Während sie aßen, wollte kein rechtes Gespräch aufkommen. Wichard begann noch einmal die neuen Waffen anzusprechen, merkte aber bald, dass Hardrich nur Augen und Ohren für sein Gegenüber zu haben schien. Gertraud wagte nicht, von sich aus ein Gespräch zu beginnen und antwortete auf Hardrichs Fragen einsilbig und scheu. Sie bemerkte, dass seine Fingerspitzen roh und wund aussahen und mehrere Nägel eingerissen und blutunterlaufen waren. Bekümmert sah sie ihn an und setzte an, ihn daraufhin ansprechen.
Doch er winkte sofort ab und brummte unwirsch:
"Ich sagte, es ist nichts!"
Nach dem Essen wollte Wichard sich verabschieden, doch Hardrich hielt ihn zurück und entließ dafür Gertraud zurück in ihre Gemächer. Niedergeschlagen lag sie später in ihrem Zimmer. Sie hatte sich so auf den Abend gefreut. Sehnte er sich denn nicht genauso sehr nach ihr, wie sie sich nach ihm? Sie hatten doch nur noch diese wenigen Tage! Konnte es sein, dass sie dies alles völlig missverstand? Vielleicht hatte er sie nur mitnehmen lassen, um sie vor seinen Männern zu schützen. Und hier hatte er sie aus reiner Freundlichkeit aufgenommen, beschenkt und versorgt. Hatte ihr, wie ein großer Bruder, alles gezeigt und sie unterhalten. Und geküsst hatte er sie nur, weil sie ihn dazu gedrängt hatte...
Konnte es sein, dass sie sich seine Gefühle für sie nur einbildete? Scham und Zweifel überfielen sie und unglücklich lag sie grübelnd noch lange wach.
Anderntags konnte sie von ihrem Zimmerfenster aus sehen, wie Hardrich den ganzen Vormittag mit Wichard und einigen seiner Hauptmänner auf dem Turnierplatz trainierte. Keiner der Männer konnte ihm im Umgang mit dem Schwert oder zu Pferd mit der Lanze das Wasser reichen. Sie hörte sein unbeschwertes Lachen über den Platz hallen. Dies war unzweifelhaft sein Handwerk und seine Stärke.
Gegen Mittag verließen die Männer den Platz und gingen zusammen hinein. Wenig später erschien eine Dienerin bei Gertraud und führte sie ins Speisezimmer, wo Hardrich sie gut gelaunt erwartete, diesmal allein.Es gab gebratenes Huhn und Kernersches Bier dazu. Sie aßen und Hardrich erzählte ein wenig von den Vorbereitungen und den erwarteten Gästen.
"Er ist voller Vorfreude auf das Turnier", dachte Gertraud traurig, "Denkt er denn gar nicht daran, dass ich dann nicht mehr hier sein könnte?"
"Heute Nachmittag habe ich noch Gericht abzuhalten", brummte der Ritter dann und verdrehte missmutig die Augen.

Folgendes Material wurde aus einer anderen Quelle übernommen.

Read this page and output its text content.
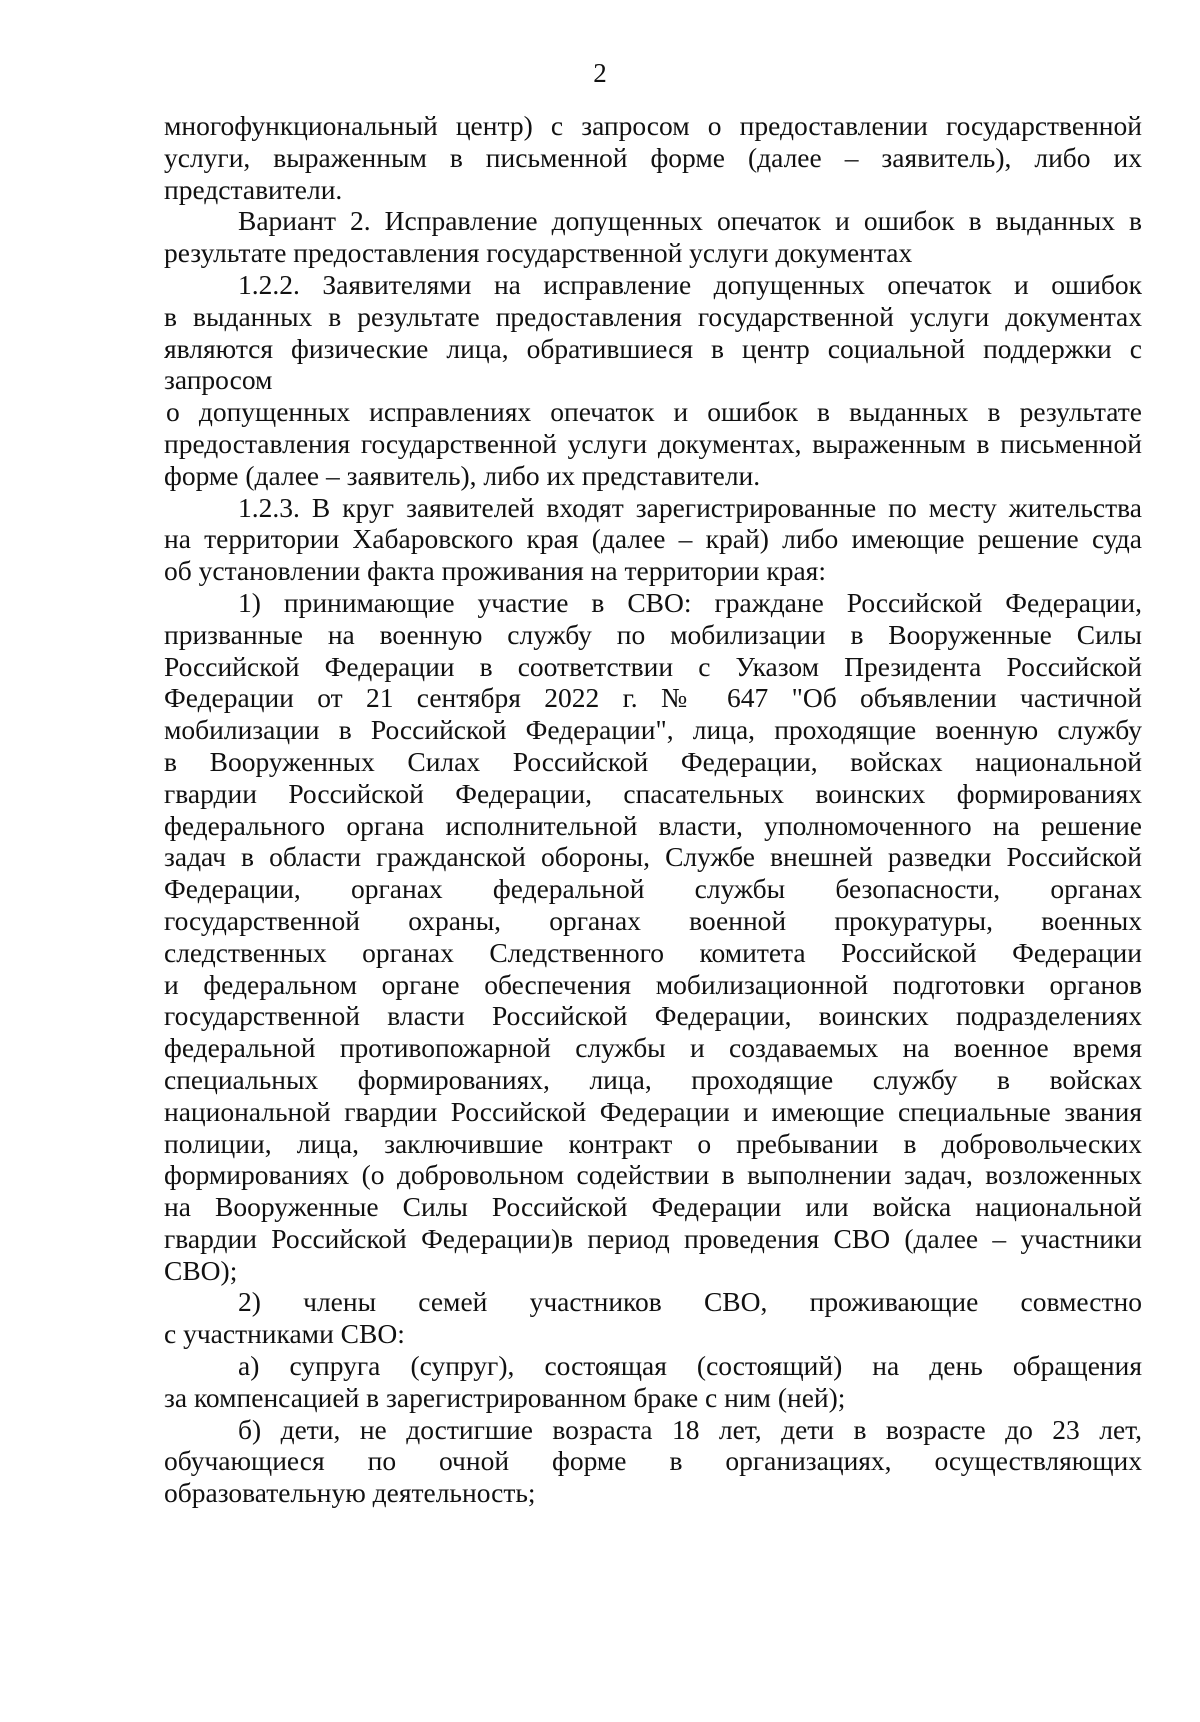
2
многофункциональный центр) с запросом о предоставлении государственной
услуги, выраженным в письменной форме (далее – заявитель), либо их
представители.
Вариант 2. Исправление допущенных опечаток и ошибок в выданных в
результате предоставления государственной услуги документах
1.2.2. Заявителями на исправление допущенных опечаток и ошибок
в выданных в результате предоставления государственной услуги документах
являются физические лица, обратившиеся в центр социальной поддержки с
запросом
о допущенных исправлениях опечаток и ошибок в выданных в результате
предоставления государственной услуги документах, выраженным в письменной
форме (далее – заявитель), либо их представители.
1.2.3. В круг заявителей входят зарегистрированные по месту жительства
на территории Хабаровского края (далее – край) либо имеющие решение суда
об установлении факта проживания на территории края:
1) принимающие участие в СВО: граждане Российской Федерации,
призванные на военную службу по мобилизации в Вооруженные Силы
Российской Федерации в соответствии с Указом Президента Российской
Федерации от 21 сентября 2022 г. № 647 "Об объявлении частичной
мобилизации в Российской Федерации", лица, проходящие военную службу
в Вооруженных Силах Российской Федерации, войсках национальной
гвардии Российской Федерации, спасательных воинских формированиях
федерального органа исполнительной власти, уполномоченного на решение
задач в области гражданской обороны, Службе внешней разведки Российской
Федерации, органах федеральной службы безопасности, органах
государственной охраны, органах военной прокуратуры, военных
следственных органах Следственного комитета Российской Федерации
и федеральном органе обеспечения мобилизационной подготовки органов
государственной власти Российской Федерации, воинских подразделениях
федеральной противопожарной службы и создаваемых на военное время
специальных формированиях, лица, проходящие службу в войсках
национальной гвардии Российской Федерации и имеющие специальные звания
полиции, лица, заключившие контракт о пребывании в добровольческих
формированиях (о добровольном содействии в выполнении задач, возложенных
на Вооруженные Силы Российской Федерации или войска национальной
гвардии Российской Федерации)в период проведения СВО (далее – участники
СВО);
2) члены семей участников СВО, проживающие совместно
с участниками СВО:
а) супруга (супруг), состоящая (состоящий) на день обращения
за компенсацией в зарегистрированном браке с ним (ней);
б) дети, не достигшие возраста 18 лет, дети в возрасте до 23 лет,
обучающиеся по очной форме в организациях, осуществляющих
образовательную деятельность;
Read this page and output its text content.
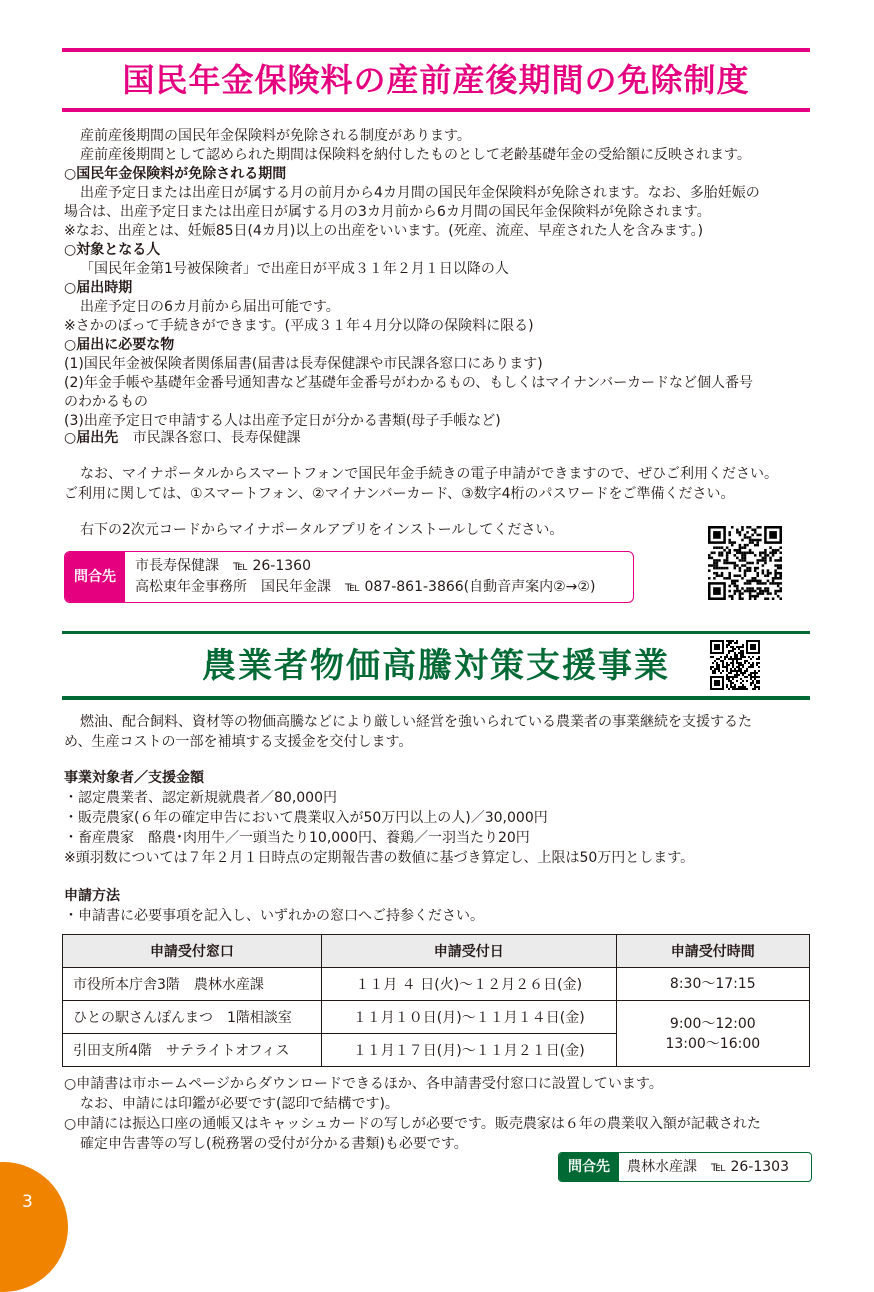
国民年金保険料の産前産後期間の免除制度
産前産後期間の国民年金保険料が免除される制度があります。
産前産後期間として認められた期間は保険料を納付したものとして老齢基礎年金の受給額に反映されます。
○国民年金保険料が免除される期間
出産予定日または出産日が属する月の前月から4カ月間の国民年金保険料が免除されます。なお、多胎妊娠の
場合は、出産予定日または出産日が属する月の3カ月前から6カ月間の国民年金保険料が免除されます。
※なお、出産とは、妊娠85日(4カ月)以上の出産をいいます。(死産、流産、早産された人を含みます。)
○対象となる人
「国民年金第1号被保険者」で出産日が平成３１年２月１日以降の人
○届出時期
出産予定日の6カ月前から届出可能です。
※さかのぼって手続きができます。(平成３１年４月分以降の保険料に限る)
○届出に必要な物
(1)国民年金被保険者関係届書(届書は長寿保健課や市民課各窓口にあります)
(2)年金手帳や基礎年金番号通知書など基礎年金番号がわかるもの、もしくはマイナンバーカードなど個人番号
のわかるもの
(3)出産予定日で申請する人は出産予定日が分かる書類(母子手帳など)
○届出先 市民課各窓口、長寿保健課
なお、マイナポータルからスマートフォンで国民年金手続きの電子申請ができますので、ぜひご利用ください。
ご利用に関しては、①スマートフォン、②マイナンバーカード、③数字4桁のパスワードをご準備ください。
右下の2次元コードからマイナポータルアプリをインストールしてください。
問合先
市長寿保健課　℡ 26-1360
高松東年金事務所　国民年金課　℡ 087-861-3866(自動音声案内②→②)
農業者物価高騰対策支援事業
燃油、配合飼料、資材等の物価高騰などにより厳しい経営を強いられている農業者の事業継続を支援するた
め、生産コストの一部を補填する支援金を交付します。
事業対象者／支援金額
・認定農業者、認定新規就農者／80,000円
・販売農家(６年の確定申告において農業収入が50万円以上の人)／30,000円
・畜産農家　酪農･肉用牛／一頭当たり10,000円、養鶏／一羽当たり20円
※頭羽数については７年２月１日時点の定期報告書の数値に基づき算定し、上限は50万円とします。
申請方法
・申請書に必要事項を記入し、いずれかの窓口へご持参ください。
申請受付窓口	申請受付日	申請受付時間
市役所本庁舎3階　農林水産課	１１月 ４ 日(火)～１２月２６日(金)	8:30～17:15
ひとの駅さんぽんまつ　1階相談室	１１月１０日(月)～１１月１４日(金)	9:00～12:00
13:00～16:00

引田支所4階　サテライトオフィス	１１月１７日(月)～１１月２１日(金)	
○申請書は市ホームページからダウンロードできるほか、各申請書受付窓口に設置しています。
なお、申請には印鑑が必要です(認印で結構です)。
○申請には振込口座の通帳又はキャッシュカードの写しが必要です。販売農家は６年の農業収入額が記載された
確定申告書等の写し(税務署の受付が分かる書類)も必要です。
問合先	農林水産課　℡ 26-1303
3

"Und heute Abend bin ich im Kloster zu Gast mit Wichard. Wir sehen uns dann vielleicht morgen", fügte er hinzu, stand auf und übersah ungerührt ihre Niedergeschlagenheit. Nachmittags ließen die Schneider noch neue Wäsche und Gewänder bringen und Marianne, die den Boten hinaufbegleitet hatte, blieb eine Weile bei Gertraud, die teilnahmslos am Fenster saß. "Willst du sie nicht einmal anprobieren? Schau, wie schön der Stoff fällt", ermunterte sie die Magd.

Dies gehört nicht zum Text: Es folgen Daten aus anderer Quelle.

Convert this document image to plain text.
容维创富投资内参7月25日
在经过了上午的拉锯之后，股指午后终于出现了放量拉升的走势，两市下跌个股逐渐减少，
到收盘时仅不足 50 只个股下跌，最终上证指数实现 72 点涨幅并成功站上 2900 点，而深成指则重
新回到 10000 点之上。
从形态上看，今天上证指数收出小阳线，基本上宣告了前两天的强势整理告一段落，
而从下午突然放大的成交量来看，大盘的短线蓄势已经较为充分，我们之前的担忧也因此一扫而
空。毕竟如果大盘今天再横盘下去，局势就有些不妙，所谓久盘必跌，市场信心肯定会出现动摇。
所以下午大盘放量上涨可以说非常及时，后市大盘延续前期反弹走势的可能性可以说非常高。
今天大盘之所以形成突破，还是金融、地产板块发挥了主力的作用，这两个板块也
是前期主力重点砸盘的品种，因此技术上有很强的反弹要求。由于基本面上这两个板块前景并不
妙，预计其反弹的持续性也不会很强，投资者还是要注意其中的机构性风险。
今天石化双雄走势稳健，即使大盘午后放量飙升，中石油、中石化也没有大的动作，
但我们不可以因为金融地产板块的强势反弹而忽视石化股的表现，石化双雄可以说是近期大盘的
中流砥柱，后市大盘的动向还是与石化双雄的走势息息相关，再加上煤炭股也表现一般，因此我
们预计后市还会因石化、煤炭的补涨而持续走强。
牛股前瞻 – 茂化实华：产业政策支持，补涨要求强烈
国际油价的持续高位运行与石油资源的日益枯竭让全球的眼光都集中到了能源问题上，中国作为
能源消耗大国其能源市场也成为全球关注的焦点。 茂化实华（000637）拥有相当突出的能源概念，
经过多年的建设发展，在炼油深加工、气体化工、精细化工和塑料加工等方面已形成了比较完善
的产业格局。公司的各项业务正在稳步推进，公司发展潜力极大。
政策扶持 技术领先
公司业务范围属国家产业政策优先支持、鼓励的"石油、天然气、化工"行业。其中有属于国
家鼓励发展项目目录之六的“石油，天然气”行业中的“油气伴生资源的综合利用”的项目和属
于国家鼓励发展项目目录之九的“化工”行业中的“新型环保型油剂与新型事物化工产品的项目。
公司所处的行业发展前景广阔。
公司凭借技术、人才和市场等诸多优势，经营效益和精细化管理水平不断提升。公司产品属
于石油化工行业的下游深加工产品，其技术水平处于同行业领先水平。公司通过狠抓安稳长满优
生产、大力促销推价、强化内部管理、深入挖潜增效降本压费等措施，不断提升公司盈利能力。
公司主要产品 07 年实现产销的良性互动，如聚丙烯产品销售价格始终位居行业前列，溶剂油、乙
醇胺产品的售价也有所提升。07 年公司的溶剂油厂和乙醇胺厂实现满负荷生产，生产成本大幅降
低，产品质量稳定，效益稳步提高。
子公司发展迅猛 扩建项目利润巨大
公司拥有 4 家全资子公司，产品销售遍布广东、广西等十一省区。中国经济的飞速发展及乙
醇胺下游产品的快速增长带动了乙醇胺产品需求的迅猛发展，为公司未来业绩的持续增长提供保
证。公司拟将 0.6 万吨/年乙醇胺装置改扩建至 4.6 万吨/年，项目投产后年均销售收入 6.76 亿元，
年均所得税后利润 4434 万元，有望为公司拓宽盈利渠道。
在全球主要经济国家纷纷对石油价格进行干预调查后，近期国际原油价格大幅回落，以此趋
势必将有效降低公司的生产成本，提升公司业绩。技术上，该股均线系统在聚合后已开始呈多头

Seufzend ließ Gertraud das glänzende, dunkelrote Gewebe durch ihre Finger gleiten und sagte:
"Weshalb lässt er nur noch mehr Gewänder machen? Wo ich doch in ein paar Tagen schon nicht mehr hier sein werde."
"Ach, Gertraud! Schau dich doch um! Das alles hat er eigens für dich herrichten lassen. Sei doch nicht dumm. Er wird Dich nicht einfach wieder gehen lassen", sagte Marianne mitleidig.
"Er hat es versprochen", beharrte Gertraud weinerlich.
"Na und? Was willst du tun, wenn er sein Versprechen nicht hält? Was könnte irgend jemand tun? Komm, zieh das Kleid einmal über und sei froh, dass er fort ist für heute. Er ist vorhin mit Wichard zum Gerichtsberg geritten", sagte Marianne entschieden.